GeldpolitikJapans große Schuldenwette

Mit einem großen Konjunkturprogramm zwingt Japans Regierung die eigene Notenbank zum Geld drucken. Das kann gewaltig schief gehen. von 

Kaum war Shinzo Abe vor einem knappen Monat Ministerpräsident geworden, sank der Yen schon auf seinen tiefsten Wert seit 21 Monaten. Für den rechtskonservativen Politiker war das ein erstes Zeichen des Erfolgs: Seinen Wahlkampf hatte Abe damit bestritten, Japans Währung schwächen zu wollen, um die Exportwirtschaft zu unterstützen. Das Land müsse endlich der nunmehr zwei Jahrzehnte andauernden Deflation entkommen, die durch einen zu starken Yen begünstigt wird.
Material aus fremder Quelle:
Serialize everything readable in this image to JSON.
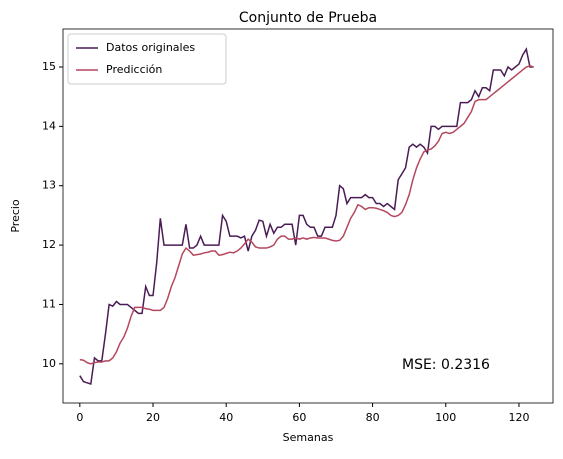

Am Montag – nur wenige Stunden bevor die japanische Zentralbank schließlich am heutigen Dienstag ihre heiß erwartete neue Geldpolitik vorstellte – fiel der Yen sogar auf ein zwischenzeitliches Zweieinhalbjahrestief. Ein Dollar stieg auf 89,61 Yen, das entspricht einem Kursverfall des Yen von zwölf Prozent in nur drei Monaten. Für Shinzo Abe folgte nun eine weitere gute Nachricht. Die zumindest gesetzlich unabhängige Zentralbank ist seinem ausdrücklichen Ruf nach einem Inflationsziel von zwei Prozent gefolgt. Und bis dieses Ziel erreicht ist, wird die Notenbank uneingeschränkt japanische Staatsanleihen kaufen. Das gab die Bank of Japan am Dienstag nach ihrem zweitägigen Treffen bekannt.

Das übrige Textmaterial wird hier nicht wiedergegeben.